Fazit: Es muss und wird sich einiges ändern
Adobe ist mit Magento nun an dem Punkt angelangt, an dem sich einiges ändern muss. Die E-Commerce Software hat mittlerweile fast 10 Jahre auf dem Buckel, rechnet man die entsprechende Entwicklungszeit mit ein. In diesen 10 Jahren hat sich der E-Commerce aber weiterentwickelt und Richtungen eingeschlagen, die Magento bzw. Adobe zum Teil verschlafen haben.
Ich glaube nicht, dass Adobe noch die nächsten 5 Jahre an der aktuellen Version 2 festhalten wird. Vielmehr vermute ich die Veröffentlichung einer neuen E-Commerce Lösung innerhalb der nächsten 3-4 Jahre. Bei dieser neuen Version wird Adobe keinen Stein auf dem anderen lassen, sondern umfangreiche Änderungen einführen. Diese betreffen neben der Architektur und dem Technologie-Stack auch das Betriebsmodell, die Zielgruppe und die Preisgestaltung.
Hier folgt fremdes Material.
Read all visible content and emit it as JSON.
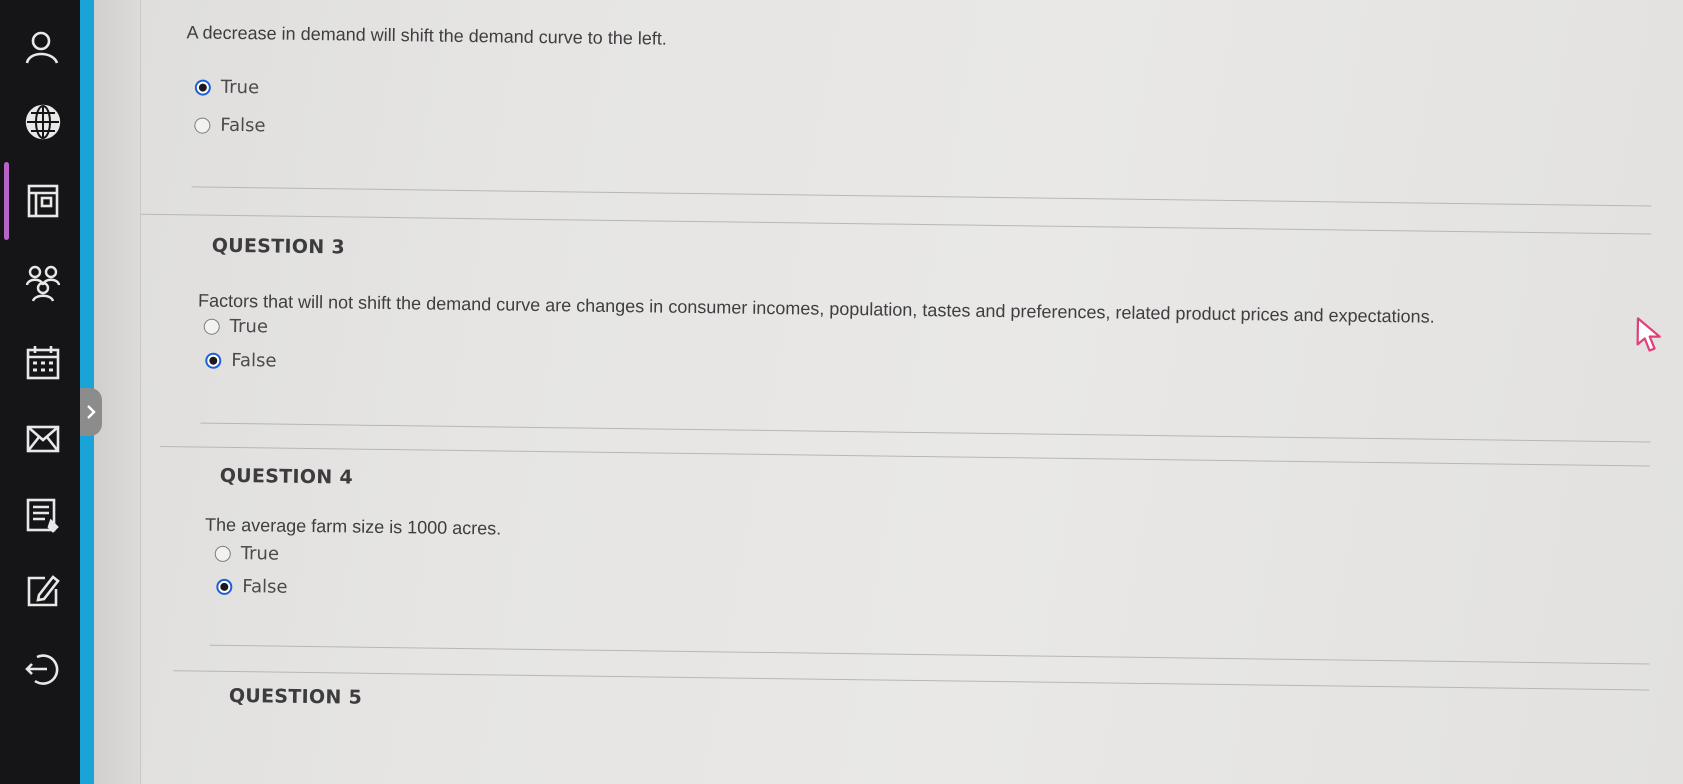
{
  "sidebar": {
    "icons": [
      "user-icon",
      "globe-icon",
      "courses-icon",
      "groups-icon",
      "calendar-icon",
      "mail-icon",
      "grades-icon",
      "edit-icon",
      "sign-out-icon"
    ],
    "collapse_icon": "chevron-right-icon",
    "accent_color": "#1aa3d6",
    "active_indicator_color": "#b565c7"
  },
  "questions": [
    {
      "number": "",
      "text": "A decrease in demand will shift the demand curve to the left.",
      "options": [
        {
          "label": "True",
          "selected": true
        },
        {
          "label": "False",
          "selected": false
        }
      ]
    },
    {
      "number": "QUESTION 3",
      "text": "Factors that will not shift the demand curve are changes in consumer incomes, population, tastes and preferences, related product prices and expectations.",
      "options": [
        {
          "label": "True",
          "selected": false
        },
        {
          "label": "False",
          "selected": true
        }
      ]
    },
    {
      "number": "QUESTION 4",
      "text": "The average farm size is 1000 acres.",
      "options": [
        {
          "label": "True",
          "selected": false
        },
        {
          "label": "False",
          "selected": true
        }
      ]
    },
    {
      "number": "QUESTION 5",
      "text": "",
      "options": []
    }
  ],
  "colors": {
    "radio_selected_ring": "#1e5fd6",
    "text": "#3e3e40"
  }
}
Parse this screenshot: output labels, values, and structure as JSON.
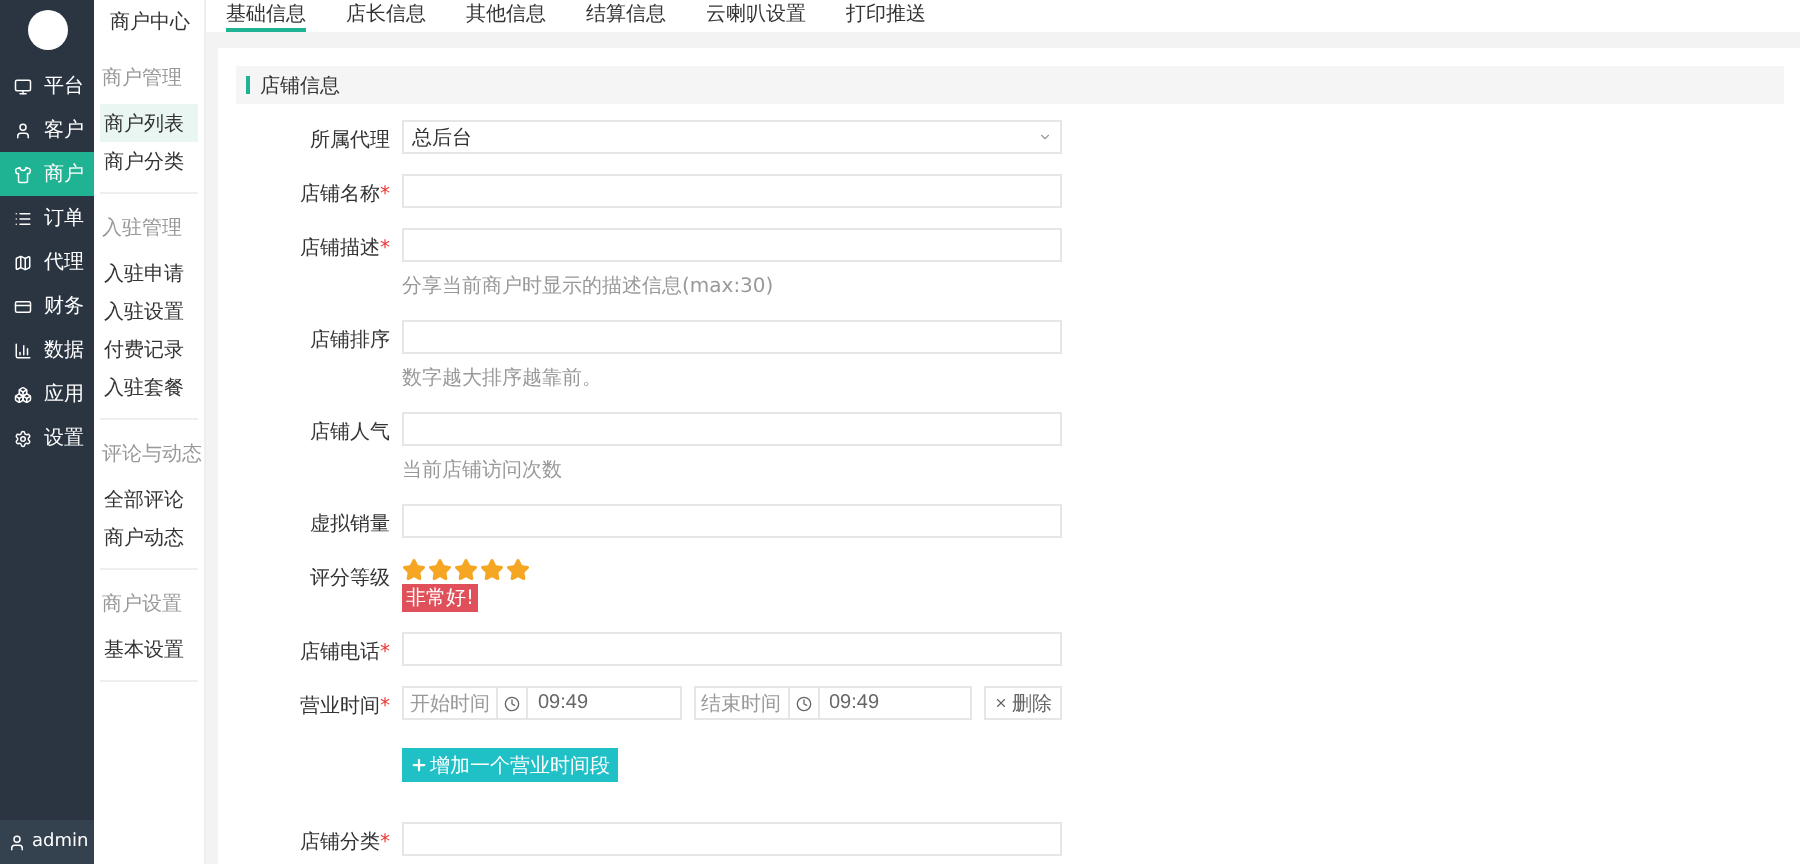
{
  "sidebar": {
    "items": [
      {
        "label": "平台",
        "selected": false
      },
      {
        "label": "客户",
        "selected": false
      },
      {
        "label": "商户",
        "selected": true
      },
      {
        "label": "订单",
        "selected": false
      },
      {
        "label": "代理",
        "selected": false
      },
      {
        "label": "财务",
        "selected": false
      },
      {
        "label": "数据",
        "selected": false
      },
      {
        "label": "应用",
        "selected": false
      },
      {
        "label": "设置",
        "selected": false
      }
    ],
    "user": "admin"
  },
  "submenu": {
    "title": "商户中心",
    "groups": [
      {
        "title": "商户管理",
        "items": [
          {
            "label": "商户列表",
            "selected": true
          },
          {
            "label": "商户分类",
            "selected": false
          }
        ]
      },
      {
        "title": "入驻管理",
        "items": [
          {
            "label": "入驻申请",
            "selected": false
          },
          {
            "label": "入驻设置",
            "selected": false
          },
          {
            "label": "付费记录",
            "selected": false
          },
          {
            "label": "入驻套餐",
            "selected": false
          }
        ]
      },
      {
        "title": "评论与动态",
        "items": [
          {
            "label": "全部评论",
            "selected": false
          },
          {
            "label": "商户动态",
            "selected": false
          }
        ]
      },
      {
        "title": "商户设置",
        "items": [
          {
            "label": "基本设置",
            "selected": false
          }
        ]
      }
    ]
  },
  "tabs": [
    {
      "label": "基础信息",
      "selected": true
    },
    {
      "label": "店长信息",
      "selected": false
    },
    {
      "label": "其他信息",
      "selected": false
    },
    {
      "label": "结算信息",
      "selected": false
    },
    {
      "label": "云喇叭设置",
      "selected": false
    },
    {
      "label": "打印推送",
      "selected": false
    }
  ],
  "section_title": "店铺信息",
  "form": [
    {
      "kind": "select",
      "label": "所属代理",
      "value": "总后台"
    },
    {
      "kind": "input",
      "label": "店铺名称",
      "required_mark": "*"
    },
    {
      "kind": "input",
      "label": "店铺描述",
      "required_mark": "*",
      "hint": "分享当前商户时显示的描述信息(max:30)"
    },
    {
      "kind": "input",
      "label": "店铺排序",
      "hint": "数字越大排序越靠前。"
    },
    {
      "kind": "input",
      "label": "店铺人气",
      "hint": "当前店铺访问次数"
    },
    {
      "kind": "input",
      "label": "虚拟销量"
    },
    {
      "kind": "stars",
      "label": "评分等级",
      "stars": 5,
      "badge": "非常好!"
    },
    {
      "kind": "input",
      "label": "店铺电话",
      "required_mark": "*"
    },
    {
      "kind": "time",
      "label": "营业时间",
      "required_mark": "*",
      "start_label": "开始时间",
      "start_value": "09:49",
      "end_label": "结束时间",
      "end_value": "09:49",
      "delete_label": "删除"
    },
    {
      "kind": "button",
      "label": "增加一个营业时间段"
    },
    {
      "kind": "input",
      "label": "店铺分类",
      "required_mark": "*"
    }
  ]
}
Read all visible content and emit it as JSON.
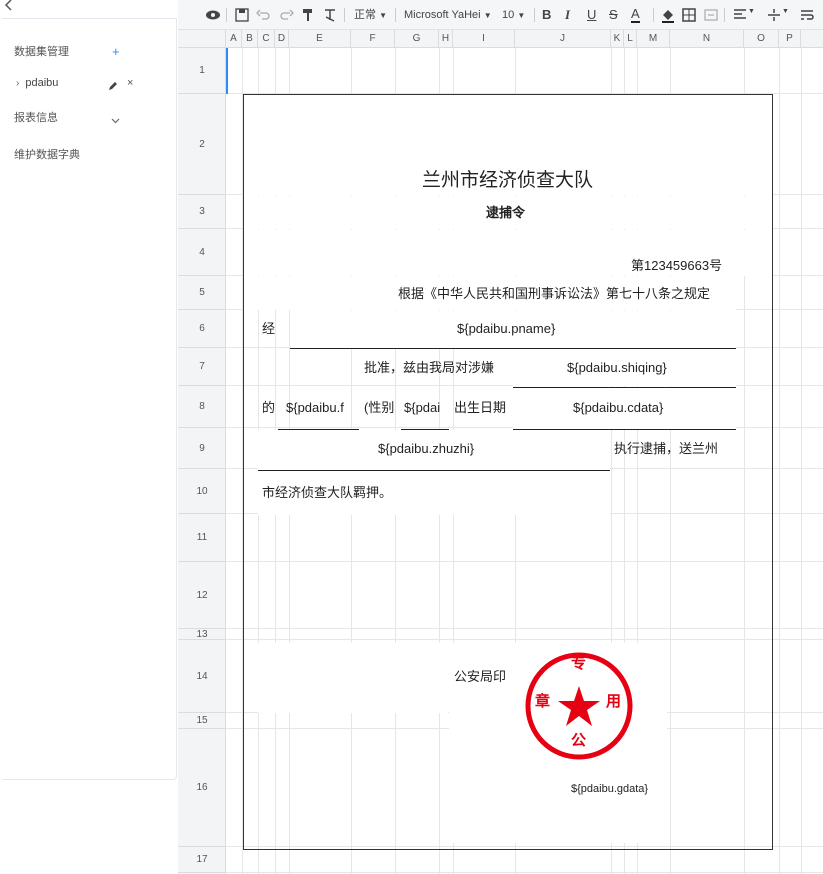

Unternehmen, die sich heute für Magento entscheiden möchten, muss dies bewusst sein. Es werden umfangreiche Änderungen auf alle Nutzer zukommen, wodurch die Software gegebenenfalls nicht mehr so gut ins eigene Unternehmen passt. Dementsprechend empfehlen wir an dieser Stelle eine umfangreiche Evaluation und Kosten-/Risikoabschätzung, da die ungewisse Zukunft definitiv in alle Projekte eingepreist werden muss.